The number of data points have impact on the results of 0-1 test. To avoid the false results the number of data points must be addressed while implementing the results. Finite size effect in three ways¹⁰. The time series need to be large enough to explore the dynamics of the system this problem affecting all test of chaos. The limit \(n\ll N\) while calculating the mean square displacement. So, we require to choose \(\mathrm {n}_\mathrm {cut}\ll N \)and \(\mathrm {n}_\mathrm {cut}\) = N/10 The asymptotic behavior of \(M_c (n)\) or \(D_c (n)\) required \(\mathrm {n}_\mathrm {cut}\) and N, which may require sufficiently large data. In case of small number of data points the asymptotic growth is not dominating to visualize the results.

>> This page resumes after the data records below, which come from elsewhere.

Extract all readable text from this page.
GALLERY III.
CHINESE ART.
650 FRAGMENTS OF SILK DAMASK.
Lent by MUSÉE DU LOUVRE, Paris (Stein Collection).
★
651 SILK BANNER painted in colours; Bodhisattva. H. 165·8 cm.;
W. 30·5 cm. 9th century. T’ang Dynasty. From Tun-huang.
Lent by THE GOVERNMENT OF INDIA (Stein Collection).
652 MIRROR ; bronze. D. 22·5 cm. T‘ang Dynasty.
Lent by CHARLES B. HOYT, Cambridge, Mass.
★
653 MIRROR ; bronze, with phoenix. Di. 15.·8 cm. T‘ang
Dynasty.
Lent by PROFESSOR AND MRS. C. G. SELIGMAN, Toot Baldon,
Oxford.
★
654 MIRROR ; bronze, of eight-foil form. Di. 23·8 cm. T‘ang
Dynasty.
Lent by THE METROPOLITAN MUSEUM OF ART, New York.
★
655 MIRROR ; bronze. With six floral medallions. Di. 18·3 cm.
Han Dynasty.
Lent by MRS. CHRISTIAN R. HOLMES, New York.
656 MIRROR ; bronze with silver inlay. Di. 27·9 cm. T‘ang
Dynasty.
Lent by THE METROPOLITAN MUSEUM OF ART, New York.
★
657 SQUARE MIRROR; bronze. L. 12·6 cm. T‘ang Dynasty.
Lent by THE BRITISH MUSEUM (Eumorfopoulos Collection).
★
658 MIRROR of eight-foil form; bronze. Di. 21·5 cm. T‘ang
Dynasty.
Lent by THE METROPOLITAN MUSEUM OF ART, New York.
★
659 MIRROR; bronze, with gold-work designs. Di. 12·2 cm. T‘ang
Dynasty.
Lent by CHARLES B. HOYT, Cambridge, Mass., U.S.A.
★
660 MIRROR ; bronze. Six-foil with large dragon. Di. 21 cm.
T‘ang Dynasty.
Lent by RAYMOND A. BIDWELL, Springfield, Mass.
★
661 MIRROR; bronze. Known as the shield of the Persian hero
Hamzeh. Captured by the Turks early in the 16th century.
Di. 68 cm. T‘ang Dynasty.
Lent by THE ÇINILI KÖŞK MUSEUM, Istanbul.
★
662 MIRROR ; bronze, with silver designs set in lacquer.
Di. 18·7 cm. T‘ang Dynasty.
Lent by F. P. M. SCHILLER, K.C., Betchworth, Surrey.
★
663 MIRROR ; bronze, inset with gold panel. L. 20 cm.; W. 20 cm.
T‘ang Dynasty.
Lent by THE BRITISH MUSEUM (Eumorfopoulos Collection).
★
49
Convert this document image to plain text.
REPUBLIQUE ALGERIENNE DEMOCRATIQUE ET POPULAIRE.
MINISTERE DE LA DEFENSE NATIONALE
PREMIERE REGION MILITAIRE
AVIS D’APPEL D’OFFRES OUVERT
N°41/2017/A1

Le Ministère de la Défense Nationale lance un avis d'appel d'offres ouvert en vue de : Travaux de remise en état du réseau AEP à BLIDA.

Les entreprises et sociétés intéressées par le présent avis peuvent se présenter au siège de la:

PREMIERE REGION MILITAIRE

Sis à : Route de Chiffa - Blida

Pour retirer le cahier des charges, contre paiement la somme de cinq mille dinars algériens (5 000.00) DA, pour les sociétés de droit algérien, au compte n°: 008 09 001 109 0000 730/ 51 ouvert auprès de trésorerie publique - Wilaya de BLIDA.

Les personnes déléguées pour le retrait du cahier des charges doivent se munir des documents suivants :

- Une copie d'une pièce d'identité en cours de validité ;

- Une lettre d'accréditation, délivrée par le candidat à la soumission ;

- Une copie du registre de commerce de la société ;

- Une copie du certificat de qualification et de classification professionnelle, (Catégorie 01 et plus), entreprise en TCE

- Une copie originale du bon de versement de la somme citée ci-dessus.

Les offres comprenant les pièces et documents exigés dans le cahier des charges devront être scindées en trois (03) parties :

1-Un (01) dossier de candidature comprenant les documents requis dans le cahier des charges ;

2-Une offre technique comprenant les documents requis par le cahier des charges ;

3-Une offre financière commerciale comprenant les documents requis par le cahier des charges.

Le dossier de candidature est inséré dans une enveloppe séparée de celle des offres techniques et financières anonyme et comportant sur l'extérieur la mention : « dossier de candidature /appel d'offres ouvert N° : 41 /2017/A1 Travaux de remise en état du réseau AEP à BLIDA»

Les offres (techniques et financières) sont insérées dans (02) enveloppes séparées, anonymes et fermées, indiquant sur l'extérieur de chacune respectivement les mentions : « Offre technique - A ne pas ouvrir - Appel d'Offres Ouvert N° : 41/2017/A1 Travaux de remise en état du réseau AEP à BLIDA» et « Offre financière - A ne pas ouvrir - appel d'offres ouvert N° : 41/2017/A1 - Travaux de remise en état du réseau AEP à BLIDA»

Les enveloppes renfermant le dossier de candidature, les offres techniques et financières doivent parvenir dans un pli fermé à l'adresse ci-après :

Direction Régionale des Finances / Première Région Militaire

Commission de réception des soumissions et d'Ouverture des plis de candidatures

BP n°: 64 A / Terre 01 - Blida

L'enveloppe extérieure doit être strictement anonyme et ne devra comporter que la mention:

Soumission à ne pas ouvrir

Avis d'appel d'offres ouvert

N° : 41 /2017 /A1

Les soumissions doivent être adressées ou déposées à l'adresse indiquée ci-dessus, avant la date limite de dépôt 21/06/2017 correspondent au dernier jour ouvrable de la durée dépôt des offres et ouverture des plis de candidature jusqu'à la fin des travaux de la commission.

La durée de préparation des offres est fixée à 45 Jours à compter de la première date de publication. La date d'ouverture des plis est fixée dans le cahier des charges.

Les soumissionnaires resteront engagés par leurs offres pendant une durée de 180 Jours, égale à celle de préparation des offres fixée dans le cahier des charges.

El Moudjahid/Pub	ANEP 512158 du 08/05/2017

Effect of oversampling on continuous times series data

For continuous time series there is a well-known oversampling issue that must be addressed^10,31,50.

1. 1.

   One method which suggested by Gottwald and Melbourne is to observe the Poincare’s Section

2. 2.

   A second, perhaps more usual, approach by visual inspection³⁰.

3. 3.

   Third method is more refined method discussed in^10,51 use of the first minimum of mutual information.

Simulation circuit of forward converter

A forward converter has less output DC voltage than the applied DC voltage and its input and output is isolated from input by transformer. Figure 3 shows the schematic diagram of a current mode forward converter. Circuit in Fig. 4 shows the simulation circuit of forward converter. The circuit is simulated in the MultiSim. The converter is simulated first, then the waveform of the inductor current and output voltage is obtained. The phase portrait and bifurcation diagram of the converter are also drawn. The circuit parameters are given in Table 1.

Figure 3

Schematic diagram of a current forward converter.

Figure 4

MultiSim simulation circuit of forward converter.

Table 1 Circuit parameters of forward converter.

Results and discussion

The simulation and experimentation circuits were shown in “Simulation circuit of forward converter”. In this section, results obtained through simulation and experimentation were analyzed through nonlinear techniques, which were 0-1 test, phase portrait, time series plot and bifurcation diagram discussed in “Methodology”.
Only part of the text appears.